Ouvrir le capital des exploitations
La filière ne ménage pas sa peine auprès des scolaires. L’interprofession est intervenue l’an passé dans 14 établissements auprès de 300 élèves de tous niveaux. Elle a également créé des vidéos métiers disponibles en ligne. Jennifer Lassene, directrice de l’exploitation du lycée, invitait par ailleurs les professionnels à renouveler des journées thématiques comme celle organisée en 2024 que « les apprenants avaient beaucoup appréciée, c’était une vraie découverte pour eux ».
Autre frein à l’installation pour Samuel Duquet, responsable du marché de l’agriculture au Crédit agricole : le capital. « On fait porter le capital, que la génération précédente a mis quarante ans à constituer, sur la génération qui arrive, c’est trop. Avant un bâtiment correspondait à sept EBE, aujourd’hui, c’est douze. L’amortissement est trop élevé. »

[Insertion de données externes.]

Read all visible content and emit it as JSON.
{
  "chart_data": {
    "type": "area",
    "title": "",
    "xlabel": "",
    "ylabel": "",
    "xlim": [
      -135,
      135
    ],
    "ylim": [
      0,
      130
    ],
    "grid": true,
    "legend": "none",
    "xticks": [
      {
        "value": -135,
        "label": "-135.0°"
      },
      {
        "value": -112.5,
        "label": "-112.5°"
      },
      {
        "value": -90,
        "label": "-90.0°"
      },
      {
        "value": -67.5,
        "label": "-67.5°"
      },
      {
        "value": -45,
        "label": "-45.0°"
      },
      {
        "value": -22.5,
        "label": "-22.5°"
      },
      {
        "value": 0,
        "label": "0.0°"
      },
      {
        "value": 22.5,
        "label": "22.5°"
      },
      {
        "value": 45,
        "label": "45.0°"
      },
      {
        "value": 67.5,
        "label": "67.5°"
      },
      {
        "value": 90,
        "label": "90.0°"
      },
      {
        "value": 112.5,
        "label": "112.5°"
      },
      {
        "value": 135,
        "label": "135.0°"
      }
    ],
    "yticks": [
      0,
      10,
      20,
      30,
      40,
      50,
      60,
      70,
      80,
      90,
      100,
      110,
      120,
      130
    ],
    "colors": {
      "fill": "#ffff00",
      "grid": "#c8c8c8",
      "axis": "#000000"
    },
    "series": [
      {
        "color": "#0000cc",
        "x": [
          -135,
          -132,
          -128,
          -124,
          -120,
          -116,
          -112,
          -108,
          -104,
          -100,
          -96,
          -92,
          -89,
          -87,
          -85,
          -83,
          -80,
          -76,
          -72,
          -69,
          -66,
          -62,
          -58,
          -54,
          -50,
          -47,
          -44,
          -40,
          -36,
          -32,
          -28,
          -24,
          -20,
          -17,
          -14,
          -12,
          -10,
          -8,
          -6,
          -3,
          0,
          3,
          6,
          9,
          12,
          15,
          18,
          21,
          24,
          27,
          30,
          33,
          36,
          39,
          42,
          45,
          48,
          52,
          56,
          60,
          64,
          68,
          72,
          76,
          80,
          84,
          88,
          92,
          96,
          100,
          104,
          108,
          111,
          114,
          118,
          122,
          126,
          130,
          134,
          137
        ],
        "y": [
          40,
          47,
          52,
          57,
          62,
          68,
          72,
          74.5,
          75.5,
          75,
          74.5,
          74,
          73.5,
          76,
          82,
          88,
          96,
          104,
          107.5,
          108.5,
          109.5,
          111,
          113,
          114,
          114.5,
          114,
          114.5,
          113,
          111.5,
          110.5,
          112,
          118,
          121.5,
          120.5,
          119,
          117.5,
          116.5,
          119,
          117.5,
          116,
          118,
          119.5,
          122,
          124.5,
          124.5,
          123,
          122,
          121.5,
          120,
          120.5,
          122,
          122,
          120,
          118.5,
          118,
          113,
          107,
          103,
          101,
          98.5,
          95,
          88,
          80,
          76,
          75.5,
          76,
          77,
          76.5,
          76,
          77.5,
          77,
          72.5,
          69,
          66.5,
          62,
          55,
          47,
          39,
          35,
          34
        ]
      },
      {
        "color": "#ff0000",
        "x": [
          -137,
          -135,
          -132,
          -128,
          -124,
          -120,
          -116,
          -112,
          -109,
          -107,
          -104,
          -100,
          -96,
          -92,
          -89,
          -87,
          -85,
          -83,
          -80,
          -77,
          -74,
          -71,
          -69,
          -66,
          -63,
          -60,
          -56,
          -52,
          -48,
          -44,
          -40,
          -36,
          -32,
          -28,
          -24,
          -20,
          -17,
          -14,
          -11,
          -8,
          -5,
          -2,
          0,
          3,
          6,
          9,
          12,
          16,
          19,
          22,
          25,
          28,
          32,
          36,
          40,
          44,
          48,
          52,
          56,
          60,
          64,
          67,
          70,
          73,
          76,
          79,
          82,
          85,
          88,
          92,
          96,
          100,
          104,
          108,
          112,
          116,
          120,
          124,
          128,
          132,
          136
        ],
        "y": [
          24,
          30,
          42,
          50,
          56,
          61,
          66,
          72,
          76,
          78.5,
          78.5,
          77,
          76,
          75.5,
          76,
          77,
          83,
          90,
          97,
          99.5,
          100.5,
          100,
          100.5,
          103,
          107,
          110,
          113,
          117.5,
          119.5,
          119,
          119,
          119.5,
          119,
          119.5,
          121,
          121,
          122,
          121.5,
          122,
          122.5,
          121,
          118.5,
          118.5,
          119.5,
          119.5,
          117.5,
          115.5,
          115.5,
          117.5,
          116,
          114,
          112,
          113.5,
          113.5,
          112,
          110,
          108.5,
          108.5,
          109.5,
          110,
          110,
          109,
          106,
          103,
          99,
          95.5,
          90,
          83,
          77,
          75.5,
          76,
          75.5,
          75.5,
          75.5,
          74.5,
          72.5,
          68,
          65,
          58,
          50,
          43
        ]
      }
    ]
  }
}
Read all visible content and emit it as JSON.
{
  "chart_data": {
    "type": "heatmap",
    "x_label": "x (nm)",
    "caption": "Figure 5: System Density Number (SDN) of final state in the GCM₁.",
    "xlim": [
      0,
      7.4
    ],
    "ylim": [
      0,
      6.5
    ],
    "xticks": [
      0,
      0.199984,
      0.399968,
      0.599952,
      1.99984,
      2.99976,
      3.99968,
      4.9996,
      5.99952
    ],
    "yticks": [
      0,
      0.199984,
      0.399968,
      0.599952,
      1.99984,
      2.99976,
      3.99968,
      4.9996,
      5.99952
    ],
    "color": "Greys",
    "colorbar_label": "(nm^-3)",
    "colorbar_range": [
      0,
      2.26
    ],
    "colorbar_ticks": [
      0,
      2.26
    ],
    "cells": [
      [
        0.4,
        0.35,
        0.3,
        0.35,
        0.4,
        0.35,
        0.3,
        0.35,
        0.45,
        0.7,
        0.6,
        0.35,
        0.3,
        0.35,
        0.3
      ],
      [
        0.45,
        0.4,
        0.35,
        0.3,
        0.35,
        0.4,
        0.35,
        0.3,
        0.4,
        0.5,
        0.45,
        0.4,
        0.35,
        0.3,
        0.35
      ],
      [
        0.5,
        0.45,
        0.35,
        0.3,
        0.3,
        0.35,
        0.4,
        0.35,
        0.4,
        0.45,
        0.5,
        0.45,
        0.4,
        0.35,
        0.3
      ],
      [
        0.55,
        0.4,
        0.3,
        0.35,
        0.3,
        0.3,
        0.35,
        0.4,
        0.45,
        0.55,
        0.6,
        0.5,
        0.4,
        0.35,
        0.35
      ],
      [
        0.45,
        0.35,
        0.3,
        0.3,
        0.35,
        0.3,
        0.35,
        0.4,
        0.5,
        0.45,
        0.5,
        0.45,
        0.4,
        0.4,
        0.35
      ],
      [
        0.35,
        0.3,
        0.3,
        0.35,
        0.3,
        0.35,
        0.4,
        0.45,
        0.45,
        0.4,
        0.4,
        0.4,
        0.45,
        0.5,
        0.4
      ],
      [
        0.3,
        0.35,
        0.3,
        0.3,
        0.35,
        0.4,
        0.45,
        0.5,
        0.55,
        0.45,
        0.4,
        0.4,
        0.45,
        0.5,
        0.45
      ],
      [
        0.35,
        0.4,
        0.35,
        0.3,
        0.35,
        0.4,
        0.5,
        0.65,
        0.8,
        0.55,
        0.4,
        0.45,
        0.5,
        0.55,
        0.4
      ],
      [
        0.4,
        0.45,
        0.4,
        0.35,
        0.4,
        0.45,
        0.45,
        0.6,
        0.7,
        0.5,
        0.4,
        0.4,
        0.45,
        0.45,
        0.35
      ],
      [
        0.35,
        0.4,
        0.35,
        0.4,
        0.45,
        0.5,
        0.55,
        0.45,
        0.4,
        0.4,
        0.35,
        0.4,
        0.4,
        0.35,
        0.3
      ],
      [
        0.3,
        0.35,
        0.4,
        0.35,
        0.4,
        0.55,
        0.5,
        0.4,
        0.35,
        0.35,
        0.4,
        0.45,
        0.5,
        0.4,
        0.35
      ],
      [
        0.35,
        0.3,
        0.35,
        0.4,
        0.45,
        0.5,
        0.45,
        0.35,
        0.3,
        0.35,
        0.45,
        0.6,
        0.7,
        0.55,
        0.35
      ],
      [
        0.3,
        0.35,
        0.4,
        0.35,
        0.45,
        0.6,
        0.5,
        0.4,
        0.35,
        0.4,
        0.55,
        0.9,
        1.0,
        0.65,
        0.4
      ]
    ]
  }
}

La solution proposée par le banquier : amener du capital externe quitte à « bousculer les pouvoirs publics et le syndicalisme ». La banque a développé des outils de quasi-fonds propres pour pouvoir injecter des fonds sur « quinze, vingt ou trente ans, rémunérés à 1 ou 2 %. À voir si ce modèle plaît, notamment pour les grosses reprises. Le nouvel installé aurait à faire une reprise d’exploitation partielle et plus tard, à augmenter son capital s’il le désire. Cela permettrait de s’installer plus facilement sans apport et ouvrir l’accès aux hors cadres familiaux. » La banque aimerait enfin voir créer un plan d’épargne agricole « pour amener des épargnants via le thème de la souveraineté alimentaire, du manger français… »
Le président de la chambre d’agriculture de la Loire, Rémy Jousserand, lui-même éleveur porcin, invitait la filière à ne pas baisser les bras. « Je rencontre les jeunes, ils ont des projets notamment en diversification ». Il émettait le souhait que Chervé se dote d’un outil moderne, en matière de biosécurité et de bien-être animal « car nous sommes aux portes de la ville, il y a un vrai sujet d’acceptation sociétale ».
Le saviez-vous
Pour mettre le pied à l’étrier des jeunes via le salariat, le lycée va lancer à la rentrée trois nouvelles formations : deux CQP agent d‘élevage et responsable d’élevage porcin et un CS : conduite d’élevage en contrat de professionnalisation d’où le message aux professionnels sur l’importance d’accueillir stagiaires et apprentis.
Transmettre la fierté d’être éleveur porcin
Inaporc a mis en place un baromètre social afin d’améliorer la connaissance de ses éleveurs. D’après les réponses fournies par 215 exploitants, ils sont épanouis, leur situation économique est plutôt satisfaisante, de même que l’équilibre entre vie pro et vie perso. Mais les éleveurs souffrent d’un manque de reconnaissance et se sentent « mal aimés » par les citoyens et de fait, n’encouragent pas leurs proches à s’installer ! Cette absence de parrainage interne est un obstacle au renouvellement selon Jean-Christophe Lhuillier, responsable RSO à Inaporc.